The NSSN’s decision to lobby the TUC, demanding that it call a national demonstration against the cuts ‘to kick-start a mass campaign to stop this government in its tracks’, is very welcome. But pigs will fly before Barber and his ilk lead any serious resistance to capitalism, and no trusted leadership can be expected from a trade-union bureaucracy so intimately intertwined with the Labour Party.

It will be through the struggle to decouple organised labour from the Labour party that workers can win the political unity necessary to resist the class-war assaults being launched against it.

[b]How Labourism disorganises resistance[/b]

The futile search for ‘fair’ cuts opens the door wide for the divide-and-rule tactics employed by the capitalists and their apologists.

They tell us it is unfair that some folk have to get up and go to work whilst their neighbours slumber on with curtains closed, planting enmity between the employed and the unemployed and ‘forgetting’ the wholesale destruction of jobs, care of the overproduction crisis.

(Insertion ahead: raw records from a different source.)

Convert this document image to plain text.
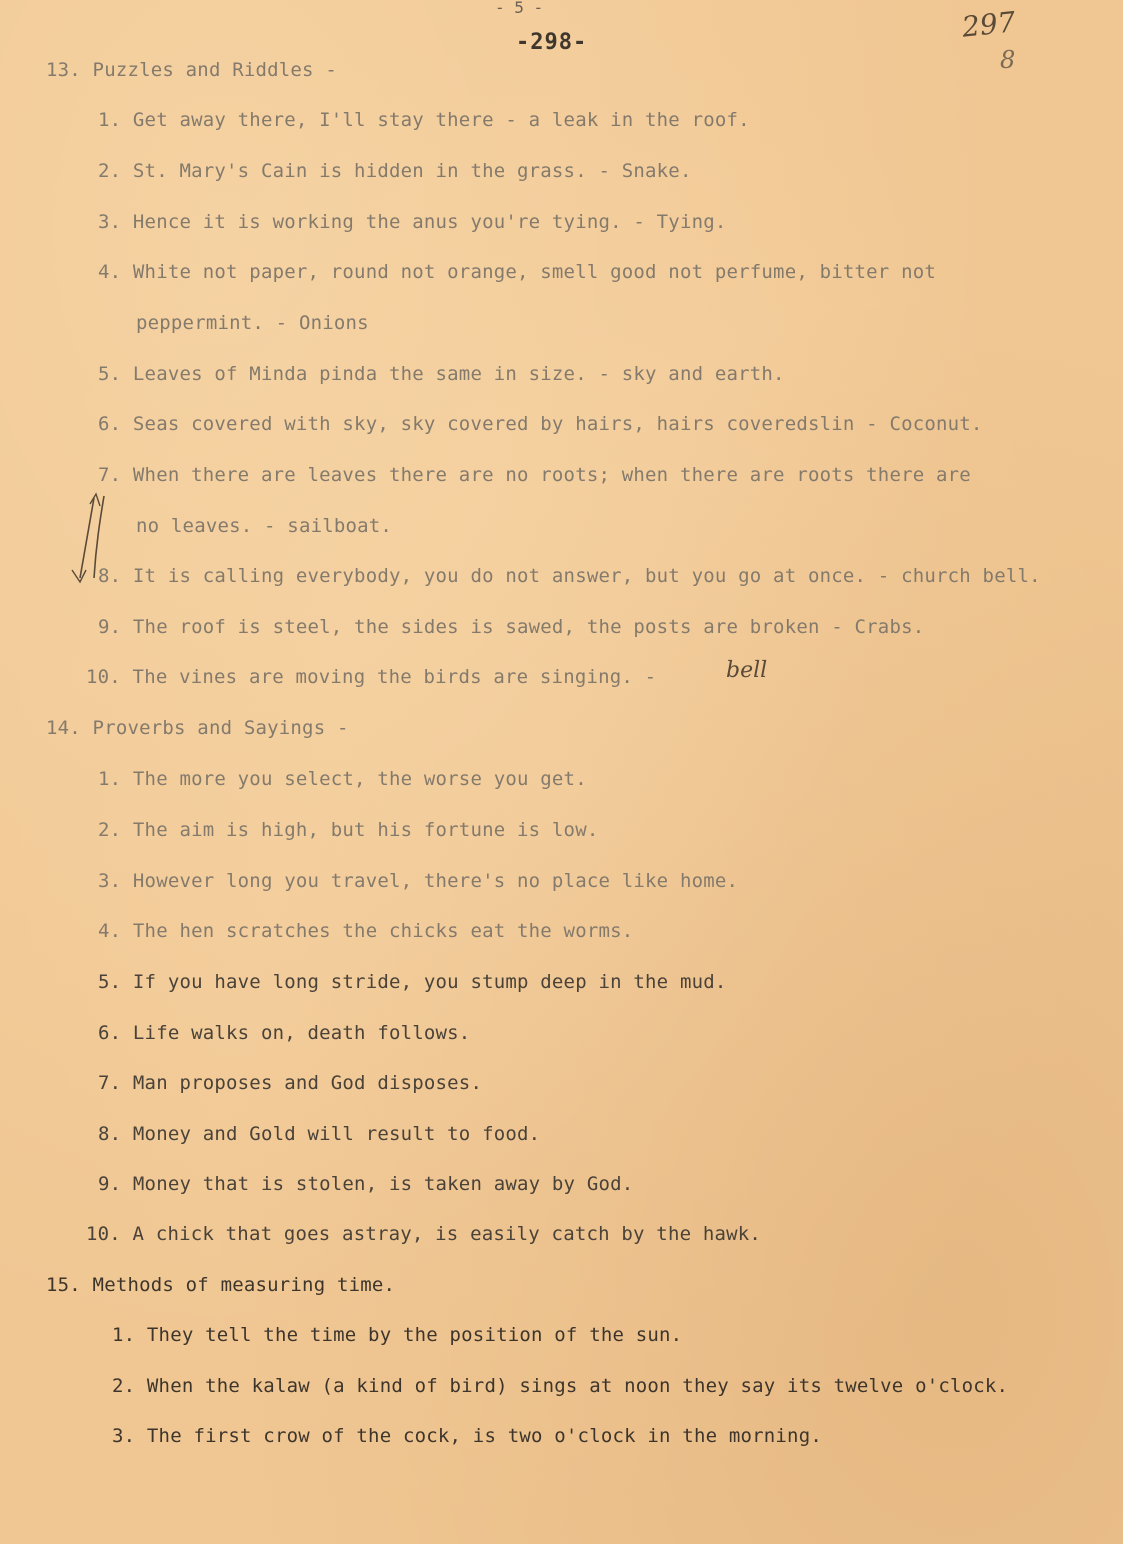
- 5 -
-298-	297
8
13. Puzzles and Riddles -
1. Get away there, I'll stay there - a leak in the roof.
2. St. Mary's Cain is hidden in the grass. - Snake.
3. Hence it is working the anus you're tying. - Tying.
4. White not paper, round not orange, smell good not perfume, bitter not
peppermint. - Onions
5. Leaves of Minda pinda the same in size. - sky and earth.
6. Seas covered with sky, sky covered by hairs, hairs coveredslin - Coconut.
7. When there are leaves there are no roots; when there are roots there are
no leaves. - sailboat.
8. It is calling everybody, you do not answer, but you go at once. - church bell.
9. The roof is steel, the sides is sawed, the posts are broken - Crabs.
10. The vines are moving the birds are singing. -	bell
14. Proverbs and Sayings -
1. The more you select, the worse you get.
2. The aim is high, but his fortune is low.
3. However long you travel, there's no place like home.
4. The hen scratches the chicks eat the worms.
5. If you have long stride, you stump deep in the mud.
6. Life walks on, death follows.
7. Man proposes and God disposes.
8. Money and Gold will result to food.
9. Money that is stolen, is taken away by God.
10. A chick that goes astray, is easily catch by the hawk.
15. Methods of measuring time.
1. They tell the time by the position of the sun.
2. When the kalaw (a kind of bird) sings at noon they say its twelve o'clock.
3. The first crow of the cock, is two o'clock in the morning.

They tell us that the collapse of pensions provision is a consequence of our inconvenient tendency to live longer, planting enmity between young and old and ‘forgetting’ how pensions security fell prey to markets anarchy.

They tell us that ‘foreigners’ are pushing ‘Brits’ out of the queue for jobs and social provision, planting enmity between different races and cultures and ‘forgetting’ that the origin of those lengthening queues lies in the crisis of their beloved capitalist system.

They even dare tell workers that ‘we’ have overindulged in our consumption of resources and must now teach ‘our’ children to love frugality. Yet as the current issue (Number 37) of [i]Proletarian[/i] explains, “[i]the problem is not the unaffordably luxurious lives of British pensioners, but the unaffordably luxurious lives of British and foreign bloodsuckers – moneylenders, bankers, financiers – who are so positioned as to be able to suck the lifeblood not only of future generations but above all of the current one.[/i]”

Whilst middle-class journalists invite workers to blame themselves for failing their children and government stooges berate the feckless poor, the thousand richest people in the UK can slumber on behind closed curtains in undisputed possession of their £300bn of wealth.

[b]Greece[/b]

We should learn some lessons from Greece. Over there, workers are with great militancy challenging the attacks launched upon pay, pensions and the social wage, attacks which it fell to the lot of the social-democratic PASOK to instigate.

A growing cross-union popular front movement, PAME, under strong communist influence, has made considerable headway in exposing and overcoming the opportunism of the dominant trade union leaderships and explaining how that opportunism is sustained by the link with PASOK. PAME welcomes all workers, from any union or none, who refuse to choose ‘reasonable, fair’ cuts as against ‘bad, unfair’ cuts and instead demand that capitalism answer for the disaster it has inflicted on society at large.

Labour’s well-earned expulsion from power in this country, so far from rendering less urgent the fight to sever the trade unions’ link with that party, in fact offers the working class an opportunity to root out this ideological parasite upon the labour movement once and for all – an opportunity which should not be missed.